In case Silicon Valley’s venture pool wasn’t frothy enough for you, there’s a new VC firm in town.
PointGuard Ventures, started by VC veterans Krish Panu and Pete Thomas, announced on Thursday their new fund and first investment. The winner? Movius, an Atlanta-based company that sells wireless and landline voicemail services to telecom giants such as AT&T and Verizon. PointGuard invested $13 million into Movius, and the company said it plans to use the cash to expand its app development.
PointGuard, which opened an office on Sand Hill Road in Menlo Park, is also leading an investment into Deem, a San Francisco cloud and mobile commerce company that helps companies lower their cost of doing business.
The VCs said they are looking to make investments in “software, networking, and hardware” – or, most anything under the Bay Area sun – and will offer both Series A and B as well as later-stage investments for more established tech companies.

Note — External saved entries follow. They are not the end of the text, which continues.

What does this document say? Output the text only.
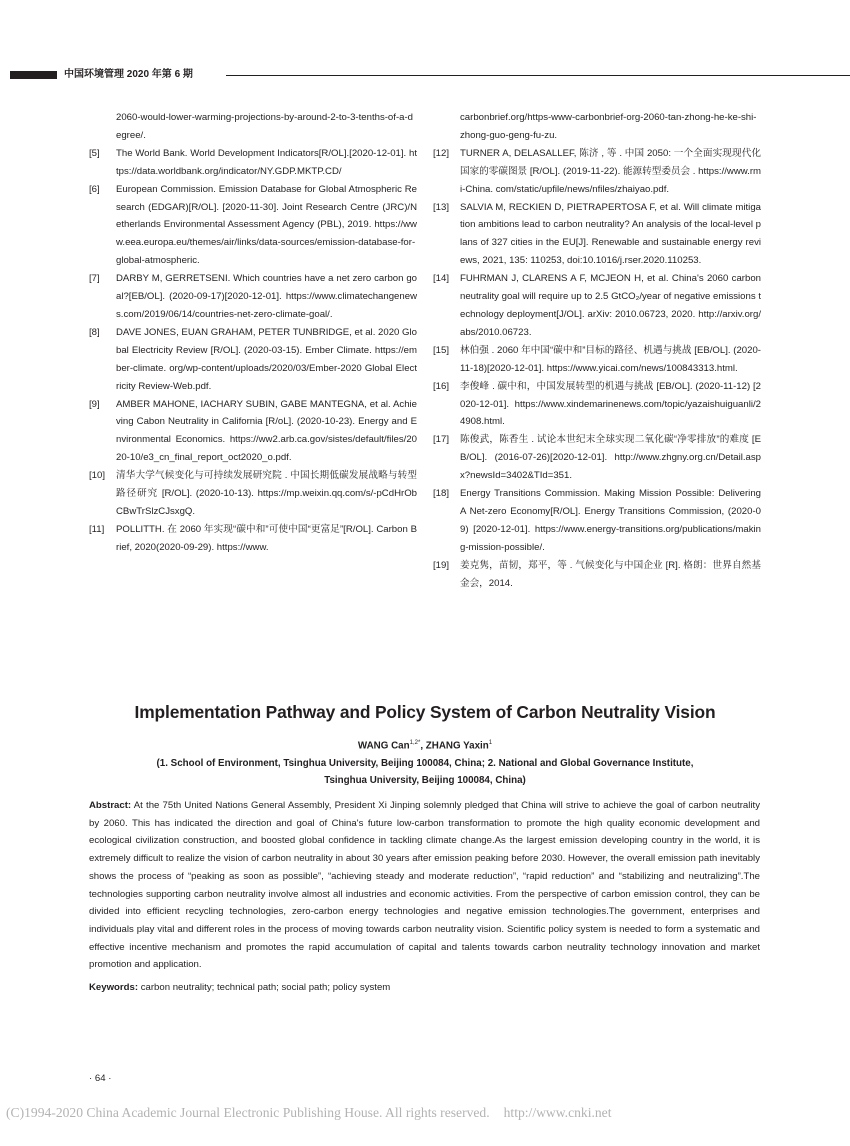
中国环境管理 2020 年第 6 期
2060-would-lower-warming-projections-by-around-2-to-3-tenths-of-a-degree/.
[5] The World Bank. World Development Indicators[R/OL].[2020-12-01]. https://data.worldbank.org/indicator/NY.GDP.MKTP.CD/
[6] European Commission. Emission Database for Global Atmospheric Research (EDGAR)[R/OL]. [2020-11-30]. Joint Research Centre (JRC)/Netherlands Environmental Assessment Agency (PBL), 2019. https://www.eea.europa.eu/themes/air/links/data-sources/emission-database-for-global-atmospheric.
[7] DARBY M, GERRETSENI. Which countries have a net zero carbon goal?[EB/OL]. (2020-09-17)[2020-12-01]. https://www.climatechangenews.com/2019/06/14/countries-net-zero-climate-goal/.
[8] DAVE JONES, EUAN GRAHAM, PETER TUNBRIDGE, et al. 2020 Global Electricity Review [R/OL]. (2020-03-15). Ember Climate. https://ember-climate. org/wp-content/uploads/2020/03/Ember-2020 Global Electricity Review-Web.pdf.
[9] AMBER MAHONE, IACHARY SUBIN, GABE MANTEGNA, et al. Achieving Cabon Neutrality in California [R/oL]. (2020-10-23). Energy and Environmental Economics. https://ww2.arb.ca.gov/sistes/default/files/2020-10/e3_cn_final_report_oct2020_o.pdf.
[10] 清华大学气候变化与可持续发展研究院 . 中国长期低碳发展战略与转型路径研究 [R/OL]. (2020-10-13). https://mp.weixin.qq.com/s/-pCdHrObCBwTrSlzCJsxgQ.
[11] POLLITTH. 在 2060 年实现“碳中和”可使中国“更富足”[R/OL]. Carbon Brief, 2020(2020-09-29). https://www.
carbonbrief.org/https-www-carbonbrief-org-2060-tan-zhong-he-ke-shi-zhong-guo-geng-fu-zu.
[12] TURNER A, DELASALLEF, 陈济 , 等 . 中国 2050: 一个全面实现现代化国家的零碳图景 [R/OL]. (2019-11-22). 能源转型委员会 . https://www.rmi-China. com/static/upfile/news/nfiles/zhaiyao.pdf.
[13] SALVIA M, RECKIEN D, PIETRAPERTOSA F, et al. Will climate mitigation ambitions lead to carbon neutrality? An analysis of the local-level plans of 327 cities in the EU[J]. Renewable and sustainable energy reviews, 2021, 135: 110253, doi:10.1016/j.rser.2020.110253.
[14] FUHRMAN J, CLARENS A F, MCJEON H, et al. China's 2060 carbon neutrality goal will require up to 2.5 GtCO₂/year of negative emissions technology deployment[J/OL]. arXiv: 2010.06723, 2020. http://arxiv.org/abs/2010.06723.
[15] 林伯强 . 2060 年中国“碳中和”目标的路径、机遇与挑战 [EB/OL]. (2020-11-18)[2020-12-01]. https://www.yicai.com/news/100843313.html.
[16] 李俊峰 . 碳中和，中国发展转型的机遇与挑战 [EB/OL]. (2020-11-12) [2020-12-01]. https://www.xindemarinenews.com/topic/yazaishuiguanli/24908.html.
[17] 陈俊武，陈香生 . 试论本世纪末全球实现二氧化碳“净零排放”的难度 [EB/OL]. (2016-07-26)[2020-12-01]. http://www.zhgny.org.cn/Detail.aspx?newsId=3402&TId=351.
[18] Energy Transitions Commission. Making Mission Possible: Delivering A Net-zero Economy[R/OL]. Energy Transitions Commission, (2020-09) [2020-12-01]. https://www.energy-transitions.org/publications/making-mission-possible/.
[19] 姜克隽，苗韧，郑平，等 . 气候变化与中国企业 [R]. 格朗：世界自然基金会，2014.
Implementation Pathway and Policy System of Carbon Neutrality Vision
WANG Can$^{1,2*}$, ZHANG Yaxin$^1$
(1. School of Environment, Tsinghua University, Beijing 100084, China; 2. National and Global Governance Institute,
Tsinghua University, Beijing 100084, China)
Abstract: At the 75th United Nations General Assembly, President Xi Jinping solemnly pledged that China will strive to achieve the goal of carbon neutrality by 2060. This has indicated the direction and goal of China's future low-carbon transformation to promote the high quality economic development and ecological civilization construction, and boosted global confidence in tackling climate change.As the largest emission developing country in the world, it is extremely difficult to realize the vision of carbon neutrality in about 30 years after emission peaking before 2030. However, the overall emission path inevitably shows the process of “peaking as soon as possible”, “achieving steady and moderate reduction”, “rapid reduction” and “stabilizing and neutralizing”.The technologies supporting carbon neutrality involve almost all industries and economic activities. From the perspective of carbon emission control, they can be divided into efficient recycling technologies, zero-carbon energy technologies and negative emission technologies.The government, enterprises and individuals play vital and different roles in the process of moving towards carbon neutrality vision. Scientific policy system is needed to form a systematic and effective incentive mechanism and promotes the rapid accumulation of capital and talents towards carbon neutrality technology innovation and market promotion and application.
Keywords: carbon neutrality; technical path; social path; policy system
· 64 ·
(C)1994-2020 China Academic Journal Electronic Publishing House. All rights reserved. http://www.cnki.net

Thomas also co-founded ATA Ventures in 2004, a firm that has raised three funds with capital of $440M during the last 10 years. Panu worked as a VC and entrepreneur and founded a mobile software startup.
And just down Sand Hill Road, Sofinnova Ventures announced this week it had closed a new fund of $500 million to invest in biotech companies. The firm said most of the money will help fund later-stage clinical programs, with some investments for biotech startups.
Biotech companies are on a hot streak this year, both in terms of venture funding and big-dollar IPOs. The biotech industry was the second-largest sector for VC dollars invested during the second quarter this year, with $1.8 billion going into 122 deals, up 69 percent in dollar amount and up 7 percent in number of deals from the prior quarter. In Silicon Valley, biotech investments in the second quarter more than doubled from the first quarter, exceeding $631 million.
In the Bay Area alone, 16 health research and tech companies went public from January to June. According to Renaissance Capital, 9 of the 14 IPOs scheduled for the second half of the year are health or biotech companies.
However, a comment earlier this month from Federal Reserve Chair Janet Yellen dealt a blow to the industry; Yellen told Congress that biotech and social media stocks were overvalued. Two days later, CareDX, a Brisbane company that had developed a test to determine the risk of rejection among heart transplant recipients, priced shares at least $5 below its IPO filing and watched its stock tank on its first day of trading Thursday.